Hispanics, on the other hand, are largely over-represented in baseball — in 2012, they accounted for nearly 27 percent of all baseball players while composing only 17 percent of the country's population. According to the Society for American Baseball Research, that same year nearly 85 percent of all Hispanic players were natives of either a foreign country or a U.S. territory such as Puerto Rico.
"This Team Has Too Many Latinos On It To Win"
Baseball clubhouses might be diversified — but they aren't necessarily integrated. In a column published this week, retired MLB pitcher Dirk Hayhurst wrote about a sharp divide that separates many dressing rooms into two factions: Latino players vs. everyone else.
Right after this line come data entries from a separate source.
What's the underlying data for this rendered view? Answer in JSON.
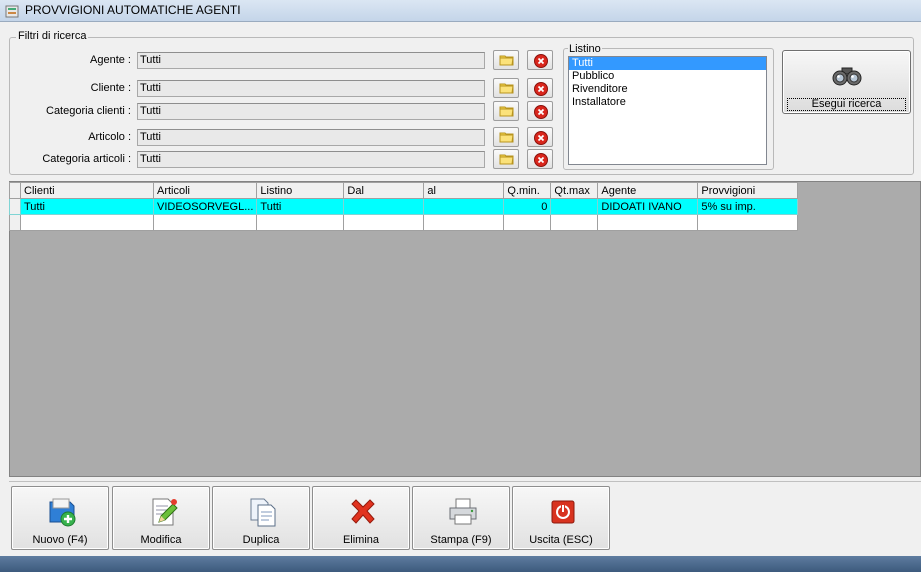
{
  "window": {
    "title": "PROVVIGIONI AUTOMATICHE AGENTI"
  },
  "filters": {
    "group_title": "Filtri di ricerca",
    "agente_label": "Agente :",
    "agente_value": "Tutti",
    "cliente_label": "Cliente :",
    "cliente_value": "Tutti",
    "categoria_clienti_label": "Categoria clienti :",
    "categoria_clienti_value": "Tutti",
    "articolo_label": "Articolo :",
    "articolo_value": "Tutti",
    "categoria_articoli_label": "Categoria articoli :",
    "categoria_articoli_value": "Tutti"
  },
  "listino": {
    "title": "Listino",
    "items": [
      "Tutti",
      "Pubblico",
      "Rivenditore",
      "Installatore"
    ],
    "selected": "Tutti"
  },
  "search_button": {
    "label": "Esegui ricerca",
    "icon": "binoculars-icon"
  },
  "grid": {
    "columns": [
      "Clienti",
      "Articoli",
      "Listino",
      "Dal",
      "al",
      "Q.min.",
      "Qt.max",
      "Agente",
      "Provvigioni"
    ],
    "rows": [
      {
        "clienti": "Tutti",
        "articoli": "VIDEOSORVEGL...",
        "listino": "Tutti",
        "dal": "",
        "al": "",
        "qmin": "0",
        "qtmax": "",
        "agente": "DIDOATI IVANO",
        "provvigioni": "5% su imp."
      }
    ]
  },
  "toolbar": {
    "nuovo": "Nuovo (F4)",
    "modifica": "Modifica",
    "duplica": "Duplica",
    "elimina": "Elimina",
    "stampa": "Stampa (F9)",
    "uscita": "Uscita (ESC)"
  },
  "colors": {
    "selected_row": "#00ffff",
    "list_selection": "#3399ff",
    "grid_background": "#ababab"
  }
}
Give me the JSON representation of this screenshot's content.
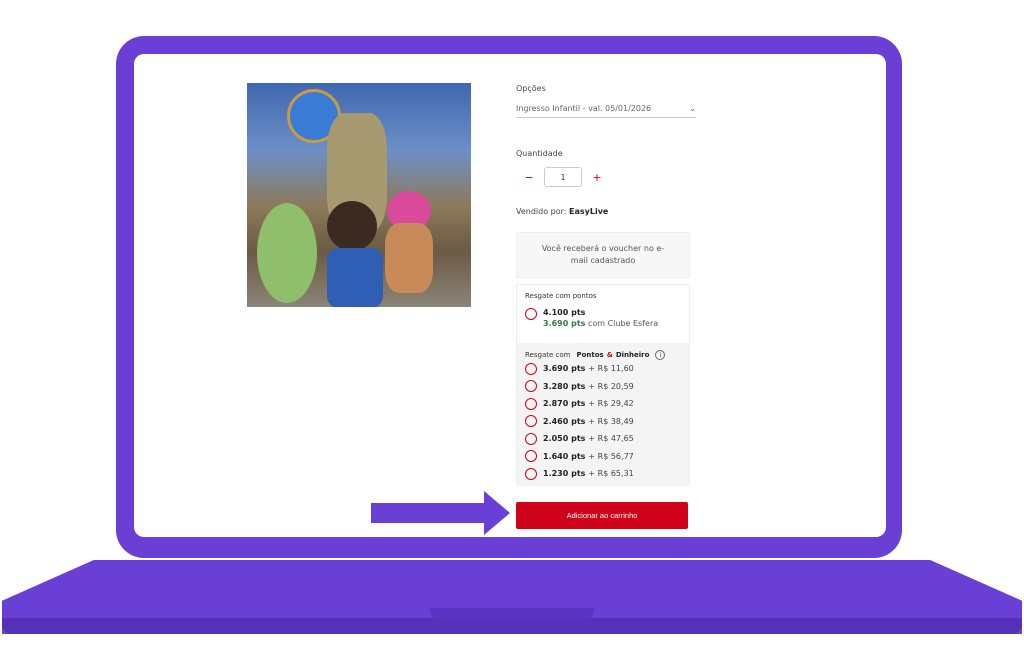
{
  "options": {
    "label": "Opções",
    "selected": "Ingresso Infantil - val. 05/01/2026"
  },
  "quantity": {
    "label": "Quantidade",
    "value": "1",
    "minus": "−",
    "plus": "+"
  },
  "seller": {
    "prefix": "Vendido por:",
    "name": "EasyLive"
  },
  "voucher_notice": "Você receberá o voucher no e-mail cadastrado",
  "points": {
    "title": "Resgate com pontos",
    "main": "4.100 pts",
    "club_pts": "3.690 pts",
    "club_suffix": "com Clube Esfera"
  },
  "mix": {
    "title_prefix": "Resgate com",
    "title_pontos": "Pontos",
    "title_amp": "&",
    "title_dinheiro": "Dinheiro",
    "options": [
      {
        "pts": "3.690 pts",
        "money": "+ R$ 11,60"
      },
      {
        "pts": "3.280 pts",
        "money": "+ R$ 20,59"
      },
      {
        "pts": "2.870 pts",
        "money": "+ R$ 29,42"
      },
      {
        "pts": "2.460 pts",
        "money": "+ R$ 38,49"
      },
      {
        "pts": "2.050 pts",
        "money": "+ R$ 47,65"
      },
      {
        "pts": "1.640 pts",
        "money": "+ R$ 56,77"
      },
      {
        "pts": "1.230 pts",
        "money": "+ R$ 65,31"
      }
    ]
  },
  "cart_button": "Adicionar ao carrinho",
  "colors": {
    "frame": "#6a3fd6",
    "accent": "#d0021b",
    "club_green": "#2f7a4b"
  }
}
Part of the divide, says Hayhurst, is discrimination. Racist humor, according to Hayhurst, is ever-present in baseball clubhouses — but he claims there are also race-specific notions that create bias among the agents and managers that oversee teams. Hayhurst writes about the comments made by a Tampa Blue Jays scout while he was covering the team just last year:
"This team has too many Latinos on it to win," mused the old scout beside me. "Get too many of them together on a club and they take over. The club divides, has no sense of itself. They might not be terrible. I mean, them boys can play, but they ain't gonna win no championship. They're too emotional to go the distance."
But he says part of the divide is cultural — and can arise early on in a player's development. He writes that American players are taught certain on-field etiquette rules from an early age — to stay cool after they hit home-runs and abstain from talking to members of the opposite team. Latino players, Hayhurst writes, are often perceived as "flashier."
Adrian Burgos, Jr., a history professor and author of Cuban Star: How One Negro-League Owner Changed the Face of Baseball, recently told my colleague Shereen Marisol Meraji that in a Latin country like Cuba, players are focused on entertaining crowds. "They want to make the crowd be loud, so they play up the highs and the lows, Burgos said. "But those behaviors that work in Cuba become the basis of how they get chastised in the American press; they're 'too loud, too celebratory.'"
But according to Hayhurst, it's not just the press picking on Hispanics. He says many up-and-coming white players aren't too amused by those attitudes either.
And for many freshly drafted whites, selfish and worried about who deserves to go forward, the thinking is that these new Latin teammates—the ones that can't speak the language, write a check or read a physical evaluation form, but can effortlessly showboat on the ball field—don't deserve it.
Yasiel Puig's Journey And Transatlantic Human Trafficking
Burgos made his comments in the context of a profile of Los Angeles Dodgers outfielder Yasiel Puig, who's one of the hottest (and most controversial) names in baseball. But according to a new report, less than two years ago, Puig was being held hostage in Isla Mujeres, off the coast of Cancun, accompanied by "a boxer, a pinup girl, and a Santeria priest, the latter of whom blessed their expedition with a splash of rum and a sprinkle of chicken blood."
The story of Puig's journey from his native Cuba to the U.S. via Mexico was chronicled in the last issue of Los Angeles Magazine, and it has been the object of much discussion. Through an investigation that took him from the Caribbean island to Miami, Fla., writer Jesse Katz was able to shed light not only on the circumstances around Puig's upbringing but also on the human-trafficking business that has brought many other MLB players across the ocean.
From turning smugglers in to Cuban authorities, to having his escape attempts thwarted at least four times and eventually being held hostage in Mexico, Puig had to stick his hands in many strange affairs before returning to the glove and bat at Dodger Stadium.
A new story published by ESPN on Thursday offers a step-by-step account of Puig's gripping expedition.